ICJR melihat bahwa tidak ada komitmen yang jelas ditunjukkan oleh pemerintah dalam menangani masalah overcrowding rutan dan lapas di Indonesia.

Berdasarkan data Ditjen PAS Per Mei 2018, beban Rutan dan Lapas di Indonesia mencapai 201 persen. Kondisi ini telah mencapai extreme overcrowding karena perbandingan tahanan dan kapasitas melebihi 150 persen. Sedangkan, Laporan Statistik Ditjen Pemasyarakatan mencatat bahwa pidana penjara hampir 5 kali lebih sering digunakan dibandingkan pranata lain di luar penjara.

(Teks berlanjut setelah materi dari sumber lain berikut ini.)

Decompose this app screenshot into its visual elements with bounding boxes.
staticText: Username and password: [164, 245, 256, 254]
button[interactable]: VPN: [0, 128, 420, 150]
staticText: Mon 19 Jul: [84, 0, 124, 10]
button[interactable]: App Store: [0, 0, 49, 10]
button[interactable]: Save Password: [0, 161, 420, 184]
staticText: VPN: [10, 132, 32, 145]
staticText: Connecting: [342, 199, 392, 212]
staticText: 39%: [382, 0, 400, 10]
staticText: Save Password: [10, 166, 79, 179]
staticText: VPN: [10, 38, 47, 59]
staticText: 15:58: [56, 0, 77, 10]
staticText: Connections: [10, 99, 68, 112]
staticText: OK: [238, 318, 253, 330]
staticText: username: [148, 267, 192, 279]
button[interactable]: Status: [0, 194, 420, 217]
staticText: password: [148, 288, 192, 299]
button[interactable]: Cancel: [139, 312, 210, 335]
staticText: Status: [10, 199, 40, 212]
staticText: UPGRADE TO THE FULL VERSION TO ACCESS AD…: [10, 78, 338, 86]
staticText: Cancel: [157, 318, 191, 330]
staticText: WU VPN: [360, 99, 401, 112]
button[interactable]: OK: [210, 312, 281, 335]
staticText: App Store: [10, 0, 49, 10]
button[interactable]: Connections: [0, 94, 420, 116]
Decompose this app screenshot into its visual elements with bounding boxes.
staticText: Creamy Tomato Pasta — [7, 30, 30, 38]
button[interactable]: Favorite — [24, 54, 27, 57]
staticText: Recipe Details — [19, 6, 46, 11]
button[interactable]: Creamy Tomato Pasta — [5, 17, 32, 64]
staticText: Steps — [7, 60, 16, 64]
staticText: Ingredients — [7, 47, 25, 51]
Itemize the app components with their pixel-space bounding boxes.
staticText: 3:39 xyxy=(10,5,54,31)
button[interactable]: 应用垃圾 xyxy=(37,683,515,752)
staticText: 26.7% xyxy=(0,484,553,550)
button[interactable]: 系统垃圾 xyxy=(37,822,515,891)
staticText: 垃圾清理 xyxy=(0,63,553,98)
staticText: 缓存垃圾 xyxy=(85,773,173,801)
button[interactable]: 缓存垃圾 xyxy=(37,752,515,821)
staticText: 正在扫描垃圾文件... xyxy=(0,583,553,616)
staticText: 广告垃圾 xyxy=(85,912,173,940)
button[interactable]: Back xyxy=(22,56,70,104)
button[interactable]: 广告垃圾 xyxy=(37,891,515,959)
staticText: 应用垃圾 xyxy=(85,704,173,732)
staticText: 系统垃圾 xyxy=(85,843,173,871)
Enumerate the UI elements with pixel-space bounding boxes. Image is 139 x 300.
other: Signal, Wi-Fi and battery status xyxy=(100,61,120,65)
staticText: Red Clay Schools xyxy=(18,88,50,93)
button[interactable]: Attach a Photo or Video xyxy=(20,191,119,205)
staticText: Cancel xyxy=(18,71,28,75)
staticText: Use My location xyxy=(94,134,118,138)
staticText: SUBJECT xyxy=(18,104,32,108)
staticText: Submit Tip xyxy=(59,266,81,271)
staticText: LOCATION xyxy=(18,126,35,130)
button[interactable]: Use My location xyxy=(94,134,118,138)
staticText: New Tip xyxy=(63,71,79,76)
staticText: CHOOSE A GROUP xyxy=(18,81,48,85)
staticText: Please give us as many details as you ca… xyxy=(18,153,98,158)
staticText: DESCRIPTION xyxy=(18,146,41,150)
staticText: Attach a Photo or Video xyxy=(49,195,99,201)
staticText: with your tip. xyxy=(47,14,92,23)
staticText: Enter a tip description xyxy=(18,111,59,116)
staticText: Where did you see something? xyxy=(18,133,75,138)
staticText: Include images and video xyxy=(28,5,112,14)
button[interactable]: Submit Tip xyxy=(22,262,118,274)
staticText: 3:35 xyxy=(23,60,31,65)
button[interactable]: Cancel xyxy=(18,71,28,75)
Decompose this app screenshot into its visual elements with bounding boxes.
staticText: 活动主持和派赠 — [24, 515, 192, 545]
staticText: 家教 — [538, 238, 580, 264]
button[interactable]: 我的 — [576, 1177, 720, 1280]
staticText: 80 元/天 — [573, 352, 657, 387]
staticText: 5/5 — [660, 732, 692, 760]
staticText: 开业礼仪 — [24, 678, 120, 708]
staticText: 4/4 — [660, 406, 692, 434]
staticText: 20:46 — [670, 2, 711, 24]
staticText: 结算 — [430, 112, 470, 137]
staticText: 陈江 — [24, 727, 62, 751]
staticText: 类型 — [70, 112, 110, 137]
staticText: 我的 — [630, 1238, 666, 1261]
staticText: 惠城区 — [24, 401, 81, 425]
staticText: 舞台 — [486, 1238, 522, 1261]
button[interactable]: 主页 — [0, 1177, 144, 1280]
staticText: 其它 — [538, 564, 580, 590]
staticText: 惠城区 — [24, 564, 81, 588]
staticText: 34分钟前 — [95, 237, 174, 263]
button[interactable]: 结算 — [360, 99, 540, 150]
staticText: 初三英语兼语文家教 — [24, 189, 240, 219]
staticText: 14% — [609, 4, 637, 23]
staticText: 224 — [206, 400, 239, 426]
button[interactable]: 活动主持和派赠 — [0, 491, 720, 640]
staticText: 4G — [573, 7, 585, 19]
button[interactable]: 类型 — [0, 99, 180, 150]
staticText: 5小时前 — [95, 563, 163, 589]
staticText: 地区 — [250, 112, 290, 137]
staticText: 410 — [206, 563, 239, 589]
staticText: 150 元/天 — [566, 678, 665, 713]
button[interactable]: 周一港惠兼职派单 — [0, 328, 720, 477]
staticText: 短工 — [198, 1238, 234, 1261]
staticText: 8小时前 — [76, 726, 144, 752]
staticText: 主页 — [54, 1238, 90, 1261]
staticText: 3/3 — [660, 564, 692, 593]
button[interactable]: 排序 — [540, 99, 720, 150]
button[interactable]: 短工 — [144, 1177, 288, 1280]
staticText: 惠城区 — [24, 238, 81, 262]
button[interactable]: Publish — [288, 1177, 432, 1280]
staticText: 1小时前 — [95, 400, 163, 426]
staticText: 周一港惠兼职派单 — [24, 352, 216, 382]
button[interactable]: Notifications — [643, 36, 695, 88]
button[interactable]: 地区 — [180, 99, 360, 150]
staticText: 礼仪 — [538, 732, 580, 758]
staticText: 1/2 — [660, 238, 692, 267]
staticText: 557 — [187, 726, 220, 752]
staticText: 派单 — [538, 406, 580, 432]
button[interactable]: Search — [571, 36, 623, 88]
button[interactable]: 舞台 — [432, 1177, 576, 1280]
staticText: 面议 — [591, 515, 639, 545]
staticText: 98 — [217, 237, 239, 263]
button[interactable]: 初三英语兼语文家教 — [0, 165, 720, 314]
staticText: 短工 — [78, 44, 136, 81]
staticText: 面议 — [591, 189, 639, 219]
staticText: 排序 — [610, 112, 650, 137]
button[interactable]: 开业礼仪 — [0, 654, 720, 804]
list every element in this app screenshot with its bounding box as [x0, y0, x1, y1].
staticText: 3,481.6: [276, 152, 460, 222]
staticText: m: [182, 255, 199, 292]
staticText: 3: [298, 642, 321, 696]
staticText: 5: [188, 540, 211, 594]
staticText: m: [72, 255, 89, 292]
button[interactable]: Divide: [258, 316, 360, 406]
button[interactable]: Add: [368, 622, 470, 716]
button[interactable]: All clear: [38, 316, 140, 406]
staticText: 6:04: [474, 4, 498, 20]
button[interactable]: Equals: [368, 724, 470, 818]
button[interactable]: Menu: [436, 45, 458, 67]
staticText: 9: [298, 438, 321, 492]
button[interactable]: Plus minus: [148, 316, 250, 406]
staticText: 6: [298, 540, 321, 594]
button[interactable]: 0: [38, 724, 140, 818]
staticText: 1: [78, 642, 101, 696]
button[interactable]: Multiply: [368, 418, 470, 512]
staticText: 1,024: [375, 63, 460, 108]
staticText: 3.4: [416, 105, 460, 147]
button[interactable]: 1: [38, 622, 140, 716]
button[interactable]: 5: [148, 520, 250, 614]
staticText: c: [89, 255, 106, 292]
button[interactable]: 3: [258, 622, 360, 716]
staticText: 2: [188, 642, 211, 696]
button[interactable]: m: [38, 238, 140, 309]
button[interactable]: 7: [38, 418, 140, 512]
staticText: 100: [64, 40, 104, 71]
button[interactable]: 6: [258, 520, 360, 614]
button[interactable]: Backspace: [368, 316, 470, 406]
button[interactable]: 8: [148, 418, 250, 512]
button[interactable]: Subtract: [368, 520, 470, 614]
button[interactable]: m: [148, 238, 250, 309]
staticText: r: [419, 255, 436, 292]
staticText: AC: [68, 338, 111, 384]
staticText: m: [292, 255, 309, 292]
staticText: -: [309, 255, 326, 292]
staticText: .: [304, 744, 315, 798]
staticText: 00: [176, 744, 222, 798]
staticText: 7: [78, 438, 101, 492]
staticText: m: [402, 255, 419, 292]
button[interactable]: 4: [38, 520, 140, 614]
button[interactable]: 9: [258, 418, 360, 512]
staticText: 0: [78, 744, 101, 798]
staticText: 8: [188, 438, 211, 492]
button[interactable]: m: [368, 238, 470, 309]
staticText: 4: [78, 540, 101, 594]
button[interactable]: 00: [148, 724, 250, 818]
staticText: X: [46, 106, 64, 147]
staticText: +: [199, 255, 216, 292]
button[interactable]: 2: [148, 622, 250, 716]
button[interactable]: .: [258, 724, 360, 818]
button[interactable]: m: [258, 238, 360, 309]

“Overcowding juga menciptakan peluang pungli dan korupsi yang sangat besar karena para tahanan harus menyediakan sendiri kebutuhan pribadi atau sekedar mendapatkan tempat lebih layak dan manusiawi,” imbuh Anggara.

ICJR mengapresiasi langkah Menteri Hukum dan HAM dengan menerbitkan Permenkumham No 3 Tahun 2017 tentang Grand Design Penanganan Overcrowded Lapas dan Rutan yang menyepakati bahwa salah satu upaya penanganan overcrowding adalah dengan mereformasi kebijakan hukum pidana dengan menghadirkan alternatif pemidanaan non pemenjaraan.

Namun, upaya itu tidak sejalan dengan proposal yang diajukan oleh Tim Perumus RKUHP yang juga bagian dari Pemerintah, khususnya juga bagian dari Kemenkum HAM. Pengaturan RKUHP sama sekalian tidak merumuskan alternatif pemidanaan non pemenjaraan secara lengkap, diperburuk dengan upaya kriminalisasi berlebihan sampai naiknya ancaman sejumlah tindak pidana.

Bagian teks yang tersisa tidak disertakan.